Watch what you say!
That's the theme for today's post, as two separate news stories that came out on the same day this week reminded me of the uber-importance of setting policies that govern how your business travelers and meeting attendees communicate on the road and on the Web.
One piece in The New York Times highlighted the dangerous security breaches that commonly occur from road warriors using unsafe wi-fis for their laptops and mobile devices -- you know, the kind that can be found in airports and hotel rooms whenever you do a search for wireless networks.
Don't assume that they're all safe...encrypted...protected, as mobile devices constantly are being infected with malware, according to a source quoted by The Times. Second, there's potential danger even in using so-called safe zones, like hotel wi-fis, as hard-driven information criminals have been known to break into rooms and steal or infect laptops or extract sensitive information from them (It's not too hard to slip into a room left open by a maid as she's making her rounds.). If you can, avoid free public wi-fi in Internet cafes, as some are set up by criminals ready and waiting to steal your information.
Preventive tactics and alternatives? A Symantec Corporation spokesman in the article suggests using a smartphone or device connection for free public wi-fis, as they're much harder to hack. Using your laptop in the hotel? Get the access key from the concierge to your hotel's wi-fi before using. You want to make sure it's not "sponsored by the person in the next room," says the article. Others in the piece suggested whole-disk encryption -- which protects everything on your laptop's hard drive via a password. And then there's virtual private networks (VPNs), which send data through an encrypted tunnel.

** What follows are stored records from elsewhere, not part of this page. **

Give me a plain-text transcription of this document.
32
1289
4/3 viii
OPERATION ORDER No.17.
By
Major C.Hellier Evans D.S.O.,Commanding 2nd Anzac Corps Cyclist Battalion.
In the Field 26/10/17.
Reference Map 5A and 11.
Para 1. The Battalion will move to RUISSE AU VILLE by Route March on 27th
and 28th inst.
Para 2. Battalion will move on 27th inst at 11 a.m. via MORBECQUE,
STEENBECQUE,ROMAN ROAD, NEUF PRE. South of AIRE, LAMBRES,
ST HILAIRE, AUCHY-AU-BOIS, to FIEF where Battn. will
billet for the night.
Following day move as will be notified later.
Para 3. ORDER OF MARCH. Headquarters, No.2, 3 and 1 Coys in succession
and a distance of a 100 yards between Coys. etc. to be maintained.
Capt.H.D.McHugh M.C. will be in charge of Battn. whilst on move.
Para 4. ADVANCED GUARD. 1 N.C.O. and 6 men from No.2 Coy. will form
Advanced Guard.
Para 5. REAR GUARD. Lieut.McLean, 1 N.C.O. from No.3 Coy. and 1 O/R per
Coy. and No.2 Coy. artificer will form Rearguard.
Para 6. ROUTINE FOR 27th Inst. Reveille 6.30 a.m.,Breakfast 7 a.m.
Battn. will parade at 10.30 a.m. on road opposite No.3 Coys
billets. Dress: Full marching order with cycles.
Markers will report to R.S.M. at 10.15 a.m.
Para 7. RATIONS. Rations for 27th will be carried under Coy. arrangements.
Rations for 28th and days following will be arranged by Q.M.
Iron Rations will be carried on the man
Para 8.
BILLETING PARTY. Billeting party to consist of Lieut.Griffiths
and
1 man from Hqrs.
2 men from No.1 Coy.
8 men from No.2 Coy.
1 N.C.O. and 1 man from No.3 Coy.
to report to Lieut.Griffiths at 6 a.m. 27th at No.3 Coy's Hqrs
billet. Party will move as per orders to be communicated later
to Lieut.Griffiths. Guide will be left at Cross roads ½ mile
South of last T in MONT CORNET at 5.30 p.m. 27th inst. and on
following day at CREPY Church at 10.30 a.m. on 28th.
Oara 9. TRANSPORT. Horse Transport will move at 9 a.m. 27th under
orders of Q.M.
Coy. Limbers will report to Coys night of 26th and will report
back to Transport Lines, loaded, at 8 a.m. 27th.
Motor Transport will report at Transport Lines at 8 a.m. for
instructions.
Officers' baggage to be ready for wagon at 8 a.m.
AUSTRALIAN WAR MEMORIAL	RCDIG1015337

Clearly, the message for meeting managers is that all these hazards need to be spelled out in a policy for "on-the-road" communication. And once that policy is created, make sure that it is well communicated and backed up by someone with authority, perhaps the CIO. Confer with your CIO, too, to decide which are the safest modes of communication -- and then recommend or mandate their use.
Coincidentally, another story that same day in The Wall Street Journal profiled a young dancer with the New York City Ballet. Poor guy; he's one of the main reasons the arts institution is now creating a policy on social media use by employees. Seems the young man repeatedly posted some mean-spirited comments, gripes and jokes regarding the company's business and creative decisions.

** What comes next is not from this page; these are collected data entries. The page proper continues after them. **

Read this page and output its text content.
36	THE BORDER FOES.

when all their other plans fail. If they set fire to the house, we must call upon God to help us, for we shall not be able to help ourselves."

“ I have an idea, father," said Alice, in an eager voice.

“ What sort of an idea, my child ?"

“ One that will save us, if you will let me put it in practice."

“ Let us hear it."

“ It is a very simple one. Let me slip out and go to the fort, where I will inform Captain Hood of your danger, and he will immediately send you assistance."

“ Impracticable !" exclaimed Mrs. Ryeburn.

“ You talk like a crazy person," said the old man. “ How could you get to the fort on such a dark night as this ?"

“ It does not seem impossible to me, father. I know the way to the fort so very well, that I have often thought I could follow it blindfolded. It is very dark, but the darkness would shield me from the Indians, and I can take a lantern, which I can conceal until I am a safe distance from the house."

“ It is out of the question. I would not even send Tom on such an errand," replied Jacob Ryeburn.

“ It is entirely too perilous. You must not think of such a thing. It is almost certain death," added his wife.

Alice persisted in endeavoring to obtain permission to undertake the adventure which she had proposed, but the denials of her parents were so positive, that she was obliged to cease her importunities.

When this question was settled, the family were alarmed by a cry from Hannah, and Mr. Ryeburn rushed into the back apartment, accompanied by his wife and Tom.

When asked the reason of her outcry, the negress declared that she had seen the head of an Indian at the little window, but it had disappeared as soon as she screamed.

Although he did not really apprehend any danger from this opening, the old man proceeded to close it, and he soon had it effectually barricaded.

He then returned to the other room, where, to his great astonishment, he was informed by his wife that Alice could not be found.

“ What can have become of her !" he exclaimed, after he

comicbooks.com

In this blog, I've talked about the dangers of unorganized, rampant social media posting during meetings by attendees (especially when it concerns an organization's private or competitive information). By no means am I advocating infringement of free speech (Hey, if you have a personal blog and you want to tell the world about your yoga practice -- you're covered by the Bill of Rights.). But this story underscores how important it is for us, as an industry, to address why meeting managers should set policy around when it's appropriate (and inappropriate) for employees to use Twitter, Facebook and other social media when it could compromise your brand or business plans.

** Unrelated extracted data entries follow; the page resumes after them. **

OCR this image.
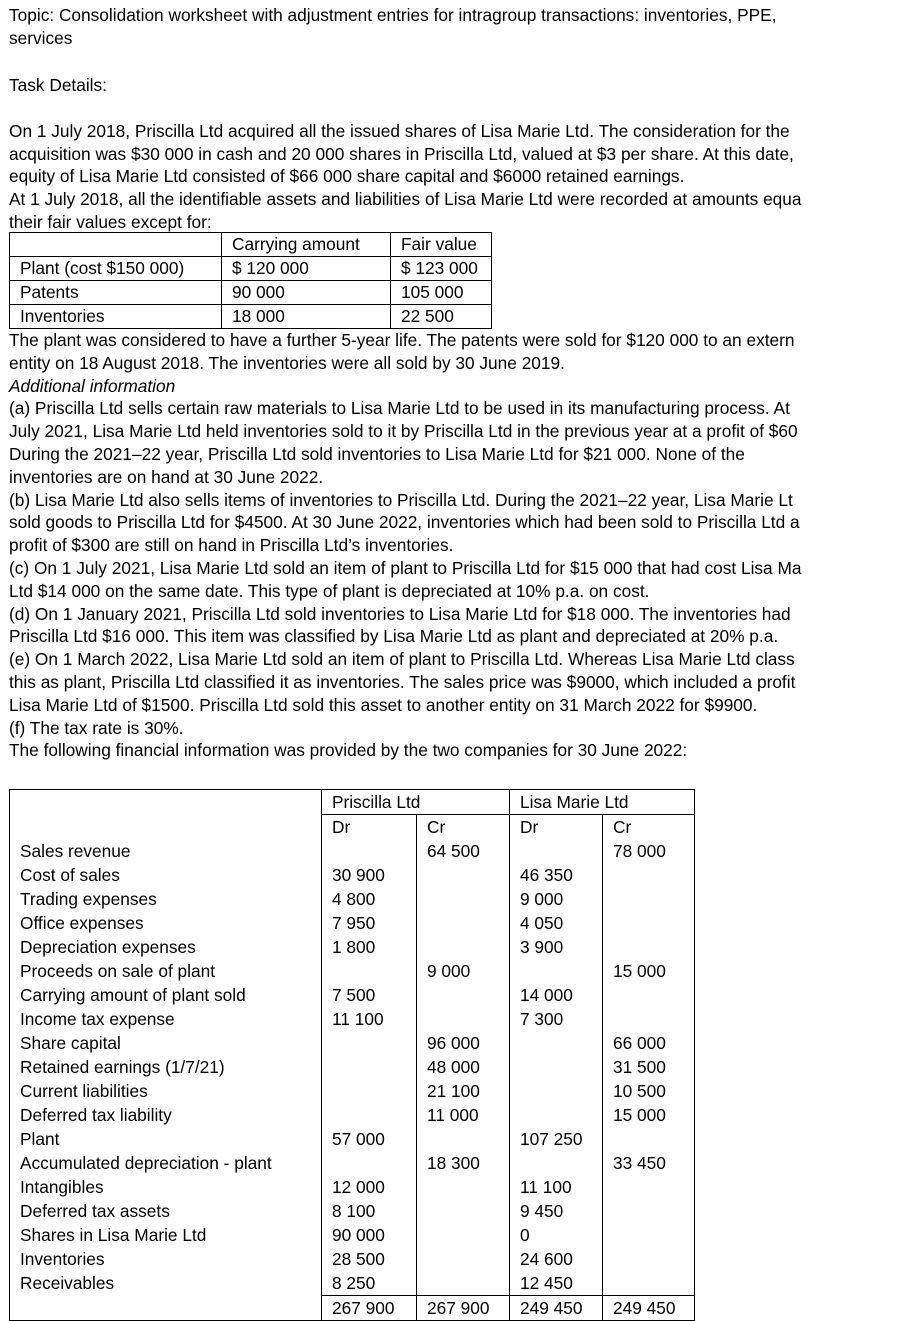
Topic: Consolidation worksheet with adjustment entries for intragroup transactions: inventories, PPE,
services
Task Details:
On 1 July 2018, Priscilla Ltd acquired all the issued shares of Lisa Marie Ltd. The consideration for the
acquisition was $30 000 in cash and 20 000 shares in Priscilla Ltd, valued at $3 per share. At this date,
equity of Lisa Marie Ltd consisted of $66 000 share capital and $6000 retained earnings.
At 1 July 2018, all the identifiable assets and liabilities of Lisa Marie Ltd were recorded at amounts equa
their fair values except for:
	Carrying amount	Fair value
Plant (cost $150 000)	$ 120 000	$ 123 000
Patents	90 000	105 000
Inventories	18 000	22 500
The plant was considered to have a further 5-year life. The patents were sold for $120 000 to an extern
entity on 18 August 2018. The inventories were all sold by 30 June 2019.
Additional information
(a) Priscilla Ltd sells certain raw materials to Lisa Marie Ltd to be used in its manufacturing process. At
July 2021, Lisa Marie Ltd held inventories sold to it by Priscilla Ltd in the previous year at a profit of $60
During the 2021–22 year, Priscilla Ltd sold inventories to Lisa Marie Ltd for $21 000. None of the
inventories are on hand at 30 June 2022.
(b) Lisa Marie Ltd also sells items of inventories to Priscilla Ltd. During the 2021–22 year, Lisa Marie Lt
sold goods to Priscilla Ltd for $4500. At 30 June 2022, inventories which had been sold to Priscilla Ltd a
profit of $300 are still on hand in Priscilla Ltd’s inventories.
(c) On 1 July 2021, Lisa Marie Ltd sold an item of plant to Priscilla Ltd for $15 000 that had cost Lisa Ma
Ltd $14 000 on the same date. This type of plant is depreciated at 10% p.a. on cost.
(d) On 1 January 2021, Priscilla Ltd sold inventories to Lisa Marie Ltd for $18 000. The inventories had
Priscilla Ltd $16 000. This item was classified by Lisa Marie Ltd as plant and depreciated at 20% p.a.
(e) On 1 March 2022, Lisa Marie Ltd sold an item of plant to Priscilla Ltd. Whereas Lisa Marie Ltd class
this as plant, Priscilla Ltd classified it as inventories. The sales price was $9000, which included a profit
Lisa Marie Ltd of $1500. Priscilla Ltd sold this asset to another entity on 31 March 2022 for $9900.
(f) The tax rate is 30%.
The following financial information was provided by the two companies for 30 June 2022:
	Priscilla Ltd		Lisa Marie Ltd	
	Dr	Cr	Dr	Cr
Sales revenue		64 500		78 000
Cost of sales	30 900		46 350	
Trading expenses	4 800		9 000	
Office expenses	7 950		4 050	
Depreciation expenses	1 800		3 900	
Proceeds on sale of plant		9 000		15 000
Carrying amount of plant sold	7 500		14 000	
Income tax expense	11 100		7 300	
Share capital		96 000		66 000
Retained earnings (1/7/21)		48 000		31 500
Current liabilities		21 100		10 500
Deferred tax liability		11 000		15 000
Plant	57 000		107 250	
Accumulated depreciation - plant		18 300		33 450
Intangibles	12 000		11 100	
Deferred tax assets	8 100		9 450	
Shares in Lisa Marie Ltd	90 000		0	
Inventories	28 500		24 600	
Receivables	8 250		12 450	
	267 900	267 900	249 450	249 450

Oh, one last thing. Speaking of communicating. I recently had the extreme displeasure of attending a conference where a meeting planner made some very inappropriate and unprofessional remarks about one of their suppliers -- not even thinking that someone from that supplier’s company may have been in the audience. People, wake up! If your company is spending money and allowing you to represent them in a public conference, whatever you say, whether it’s intentional or not, could come back and haunt you or possibly even cost you your job. I personally know someone who lost their job because they did just that, criticize one of their suppliers at a meetings industry conference. That supplier then canceled a partnership deal they were working on with that person’s company and directly attributed the termination of the deal to those comments. The last thing you want is to be called on the carpet by a SVP of sales, procurement or HR of your company because of public comments you made in a conference classroom or meeting.
Bottom line: beware what you say in public forums, as your remarks can come back to haunt you.